What is a sea squirt?

Inside the animal that eats its own brain

(Image credit: Nick Hobgood/Wikimedia Commons)

Sea squirts might look like plants of the ocean, but they are actually rather advanced animals. When fully grown, these potato-shaped organisms sit brainless and stationary at the bottom of the ocean. However, before this stage they had a much more active life.

Born looking similar to tadpoles with a backbone and muscular tail, the sea squirt is free to explore the ocean. The young sea squirt is tasked with finding a suitable place to live the rest of its life. It does this using its sucker located on its head. Once attached to the surface, whether that is the sea bed, bottom of a ship or back of a crab, the sea squirt no longer needs its brain. Fed automatically by the sea’s nutrients as water streams through its gills, all the animal needs to do is release reproductive cells for the continuation of the species. In fact, shortly after finding the surface to spend the rest of its life on, the sea squirt eats its own brain and its tail disappears.

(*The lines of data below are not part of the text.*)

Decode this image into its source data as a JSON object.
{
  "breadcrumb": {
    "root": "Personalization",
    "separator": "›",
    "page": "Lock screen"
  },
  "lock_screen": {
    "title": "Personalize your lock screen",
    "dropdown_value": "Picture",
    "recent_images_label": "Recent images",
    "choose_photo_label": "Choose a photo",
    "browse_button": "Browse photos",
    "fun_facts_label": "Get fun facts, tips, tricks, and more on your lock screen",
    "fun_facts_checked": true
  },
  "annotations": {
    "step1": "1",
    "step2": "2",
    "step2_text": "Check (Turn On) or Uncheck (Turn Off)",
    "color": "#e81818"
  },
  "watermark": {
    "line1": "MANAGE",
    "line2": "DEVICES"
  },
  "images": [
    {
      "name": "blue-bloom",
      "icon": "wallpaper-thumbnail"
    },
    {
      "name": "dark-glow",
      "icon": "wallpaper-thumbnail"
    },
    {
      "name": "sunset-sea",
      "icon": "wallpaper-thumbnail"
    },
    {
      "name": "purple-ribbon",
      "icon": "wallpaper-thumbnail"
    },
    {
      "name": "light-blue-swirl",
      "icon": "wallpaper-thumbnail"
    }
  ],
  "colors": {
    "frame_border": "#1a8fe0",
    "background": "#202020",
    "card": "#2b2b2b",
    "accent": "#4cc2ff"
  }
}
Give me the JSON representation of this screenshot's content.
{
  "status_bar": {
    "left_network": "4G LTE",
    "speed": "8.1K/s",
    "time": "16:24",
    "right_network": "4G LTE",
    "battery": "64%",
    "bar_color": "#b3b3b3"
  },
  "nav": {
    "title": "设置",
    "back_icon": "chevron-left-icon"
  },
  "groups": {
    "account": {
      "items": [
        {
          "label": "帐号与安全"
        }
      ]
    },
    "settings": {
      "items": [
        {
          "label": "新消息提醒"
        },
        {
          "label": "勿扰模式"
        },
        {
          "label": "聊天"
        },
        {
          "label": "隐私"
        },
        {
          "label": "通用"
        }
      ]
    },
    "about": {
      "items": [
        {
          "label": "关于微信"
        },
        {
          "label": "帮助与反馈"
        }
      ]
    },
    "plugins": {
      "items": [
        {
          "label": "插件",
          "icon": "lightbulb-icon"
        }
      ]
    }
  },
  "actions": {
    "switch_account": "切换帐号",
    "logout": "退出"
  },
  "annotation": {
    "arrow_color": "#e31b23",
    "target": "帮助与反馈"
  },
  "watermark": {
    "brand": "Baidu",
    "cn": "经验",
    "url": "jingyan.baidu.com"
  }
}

Protecting themselves might sound difficult without a brain, but this comes as an automatic response. They react to touch by squirting water and waste products, deterring predators.

Squirt anatomy

(Illustration by Nicholas Forder)

1. Huge filter

This area filters out waste products and excess water, while nutrients and some water remain to be digested.

2. Opening siphon

This siphon brings water into the sea squirt. Hair-like structures inside the tube form a current to draw it in.

3. Nerve cells

With no brain, a group of nerve cells allows the body to sense touch. This is crucial in triggering its squirt response.

4. Release siphon

Giving them their name, sea squirts tend to squirt water when they are under attack or need to release waste. Contracting their bodies forces water and waste out of this tube. It is possible for them to squirt out their entire digestive tract and then grow it back again.

5. Slither heart

The elongated heart contracts at one end, which spreads to the other side of the heart and then changes direction. This pumping system circulates blood around their bodies.

6. Reproductive organs

Though they have both male and female reproductive organs, they can not reproduce by themselves. The eggs stay in the body waiting to be fertilised by another sea squirt.

7. Stomach

Like in our stomachs, the sea squirt uses enzymes to break down the filtered food. 

8. Waste products

The products that haven’t been used in the body are released into a large cavity. This cavity also holds the water and waste from the first filtering process.

9. Protective tunic

The animal has a thick outer layer to protect internal organs. It has evolved to need this layer as it spends the majority of life immobile and with limited defence.